The goal of this website is to slowly add more and more useful tools over time and fulfill some of the long standing needs of artists, hopefully making the process easier, more accessible, and more fun. I hope to help new artists more easily find the best software and learning resources, as well as create invaluable tools that even experts can benefit from. As the site grows we can take on more ambitious projects to fulfill the needs of the community.
In the early days of computers, memory and storage space were a valuable commodity. Old hardware had very little space, every possible bit had to be conserved. Screen resolutions were small, and could only display a limited amount of colors. Music was stored as a sequence of notes rather than a single audio file. Games and programs had a maximum amount of space they could use, and they had to work within that restriction. Games made for the Atari 2600 could only be 32 kilobytes in total, including graphics, sounds, programming, levels.

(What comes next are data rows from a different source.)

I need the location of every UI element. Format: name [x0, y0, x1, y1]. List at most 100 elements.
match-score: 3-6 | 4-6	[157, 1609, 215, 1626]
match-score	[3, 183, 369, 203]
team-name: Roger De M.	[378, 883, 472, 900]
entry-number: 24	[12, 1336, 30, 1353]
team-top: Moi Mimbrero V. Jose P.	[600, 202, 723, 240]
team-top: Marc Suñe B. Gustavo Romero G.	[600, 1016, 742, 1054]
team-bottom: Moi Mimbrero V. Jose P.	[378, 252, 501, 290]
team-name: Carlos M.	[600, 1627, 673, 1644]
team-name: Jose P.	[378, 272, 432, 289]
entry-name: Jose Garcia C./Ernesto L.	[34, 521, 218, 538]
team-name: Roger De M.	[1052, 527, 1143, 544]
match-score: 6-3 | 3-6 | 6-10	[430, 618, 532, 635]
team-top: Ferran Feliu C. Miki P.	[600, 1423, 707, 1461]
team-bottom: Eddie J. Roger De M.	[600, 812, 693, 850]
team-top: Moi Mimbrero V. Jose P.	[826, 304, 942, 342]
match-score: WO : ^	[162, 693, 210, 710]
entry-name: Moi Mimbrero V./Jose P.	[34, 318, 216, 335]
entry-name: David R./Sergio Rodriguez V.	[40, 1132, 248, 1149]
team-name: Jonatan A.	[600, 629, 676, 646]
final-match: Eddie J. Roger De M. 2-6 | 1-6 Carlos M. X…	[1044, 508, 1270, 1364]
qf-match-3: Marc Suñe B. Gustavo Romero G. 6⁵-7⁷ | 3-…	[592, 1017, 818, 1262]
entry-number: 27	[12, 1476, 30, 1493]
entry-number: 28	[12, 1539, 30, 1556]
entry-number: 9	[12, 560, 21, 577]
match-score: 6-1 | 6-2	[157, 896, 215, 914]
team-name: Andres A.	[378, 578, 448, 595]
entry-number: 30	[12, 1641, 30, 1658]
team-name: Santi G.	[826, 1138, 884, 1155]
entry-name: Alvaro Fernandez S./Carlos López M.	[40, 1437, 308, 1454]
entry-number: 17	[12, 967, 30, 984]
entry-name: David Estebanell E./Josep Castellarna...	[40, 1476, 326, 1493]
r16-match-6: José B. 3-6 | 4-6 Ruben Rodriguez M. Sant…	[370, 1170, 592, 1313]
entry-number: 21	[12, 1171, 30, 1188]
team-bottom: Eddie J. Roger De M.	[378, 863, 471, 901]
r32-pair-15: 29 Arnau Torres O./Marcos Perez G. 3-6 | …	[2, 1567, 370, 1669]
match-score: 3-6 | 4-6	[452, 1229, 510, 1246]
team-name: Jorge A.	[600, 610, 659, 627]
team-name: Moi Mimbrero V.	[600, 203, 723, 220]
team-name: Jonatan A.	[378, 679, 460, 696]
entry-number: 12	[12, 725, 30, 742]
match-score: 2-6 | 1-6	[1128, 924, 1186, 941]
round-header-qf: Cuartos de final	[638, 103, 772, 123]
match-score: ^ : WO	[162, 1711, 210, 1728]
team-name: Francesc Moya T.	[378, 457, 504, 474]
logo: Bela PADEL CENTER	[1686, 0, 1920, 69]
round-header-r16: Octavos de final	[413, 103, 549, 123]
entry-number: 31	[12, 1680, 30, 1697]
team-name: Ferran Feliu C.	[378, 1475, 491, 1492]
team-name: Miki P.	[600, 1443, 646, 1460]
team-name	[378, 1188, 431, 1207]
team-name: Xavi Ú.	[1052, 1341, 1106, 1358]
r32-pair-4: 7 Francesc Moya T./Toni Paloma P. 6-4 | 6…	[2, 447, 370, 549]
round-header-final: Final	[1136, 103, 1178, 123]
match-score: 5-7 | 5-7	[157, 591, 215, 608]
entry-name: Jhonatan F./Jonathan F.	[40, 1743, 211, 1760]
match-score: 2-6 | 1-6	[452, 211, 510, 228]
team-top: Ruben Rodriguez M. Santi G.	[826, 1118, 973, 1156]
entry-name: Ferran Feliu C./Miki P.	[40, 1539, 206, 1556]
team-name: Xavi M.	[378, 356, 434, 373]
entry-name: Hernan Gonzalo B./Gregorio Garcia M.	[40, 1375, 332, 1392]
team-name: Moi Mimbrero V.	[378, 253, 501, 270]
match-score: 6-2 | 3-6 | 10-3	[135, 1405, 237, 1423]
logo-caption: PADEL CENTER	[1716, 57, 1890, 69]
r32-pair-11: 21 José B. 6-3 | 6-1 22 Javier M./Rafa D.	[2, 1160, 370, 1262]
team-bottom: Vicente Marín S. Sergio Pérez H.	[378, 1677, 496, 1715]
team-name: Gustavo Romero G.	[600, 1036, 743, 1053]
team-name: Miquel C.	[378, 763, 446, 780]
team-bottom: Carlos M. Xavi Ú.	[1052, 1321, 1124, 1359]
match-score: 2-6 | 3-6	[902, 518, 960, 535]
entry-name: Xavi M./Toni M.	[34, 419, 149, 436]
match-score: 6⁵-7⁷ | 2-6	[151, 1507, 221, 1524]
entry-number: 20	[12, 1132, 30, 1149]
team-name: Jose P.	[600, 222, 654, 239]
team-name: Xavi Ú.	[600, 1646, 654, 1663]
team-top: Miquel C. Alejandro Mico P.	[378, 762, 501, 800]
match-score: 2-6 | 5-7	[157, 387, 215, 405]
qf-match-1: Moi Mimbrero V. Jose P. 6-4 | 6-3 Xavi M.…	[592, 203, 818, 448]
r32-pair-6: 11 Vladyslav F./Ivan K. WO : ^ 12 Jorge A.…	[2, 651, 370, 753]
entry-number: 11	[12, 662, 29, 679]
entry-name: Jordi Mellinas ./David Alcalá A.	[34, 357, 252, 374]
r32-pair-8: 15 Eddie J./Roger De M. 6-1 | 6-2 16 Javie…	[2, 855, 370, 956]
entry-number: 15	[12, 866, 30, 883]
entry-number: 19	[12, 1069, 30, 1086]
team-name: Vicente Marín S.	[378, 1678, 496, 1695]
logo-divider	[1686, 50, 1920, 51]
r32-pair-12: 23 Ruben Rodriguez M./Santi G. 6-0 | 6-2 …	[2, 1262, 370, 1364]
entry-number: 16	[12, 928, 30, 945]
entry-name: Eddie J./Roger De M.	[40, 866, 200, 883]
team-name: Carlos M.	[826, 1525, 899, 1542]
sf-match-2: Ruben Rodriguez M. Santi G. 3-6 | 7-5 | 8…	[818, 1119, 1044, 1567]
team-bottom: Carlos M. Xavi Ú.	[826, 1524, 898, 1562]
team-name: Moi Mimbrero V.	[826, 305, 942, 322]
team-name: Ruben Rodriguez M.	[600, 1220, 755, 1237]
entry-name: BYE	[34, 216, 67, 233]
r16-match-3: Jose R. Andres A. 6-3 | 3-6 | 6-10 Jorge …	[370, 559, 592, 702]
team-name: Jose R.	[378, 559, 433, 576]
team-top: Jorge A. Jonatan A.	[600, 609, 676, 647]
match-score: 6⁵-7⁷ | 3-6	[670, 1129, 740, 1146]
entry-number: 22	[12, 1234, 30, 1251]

Some people might view these restrictions as inconvenient, something that can only hinder your creative process. But there are many benefits to creating art within restrictions. Sometimes they simply help your get over art blocks by giving you a place to start, or help you use a consistent style throughout a piece. They can also force you to think in ways you might not have before and find creative ways to represent your vision. Your goal changes from "how can I best depict this subject" to "how can I best depict this subject within these limitations". You start thinking about the design, and level of detail. You are forced to simplify and prioritize, and consider the piece as a whole. It changes the whole creative process and forces you to think about your art from a new angle. The process of creating pixel art is completely different from even similar art forms like digital painting.
Some artists may impose restrictions upon themselves purposefully just to take advantage of these benefits. Some restrictions are just a result of that art form, like the canvas size of a painting or material of a sculpture. In Digitally Restrictive Art, the restrictions are brought on by the fact that they are stored digitally and is usually based on how the data is saved.
My name is Sam Keddy. I've been making pixel art since I was in middle school, over 10 years ago now. I started by making simple sprite edits and small tiles, posting them on a spriting forum. Soon I found Pixel Joint, where I spent a lot of time viewing, critiquing, creating, discussing and learning about pixel art. I've learned a lot along the way, and while I know there's still a lot I could improve on, I have many other hobbies as well. I also got into web design at a young age, teaching myself using online resources. And with creating websites came the necessity to learn graphic design. I've created many websites over the years, including at least 10 variations of my personal website, but none have I been as passionate about as Lospec. I want to use my collection of skills to make the Lospec the best it can be, and I hope it never stops growing.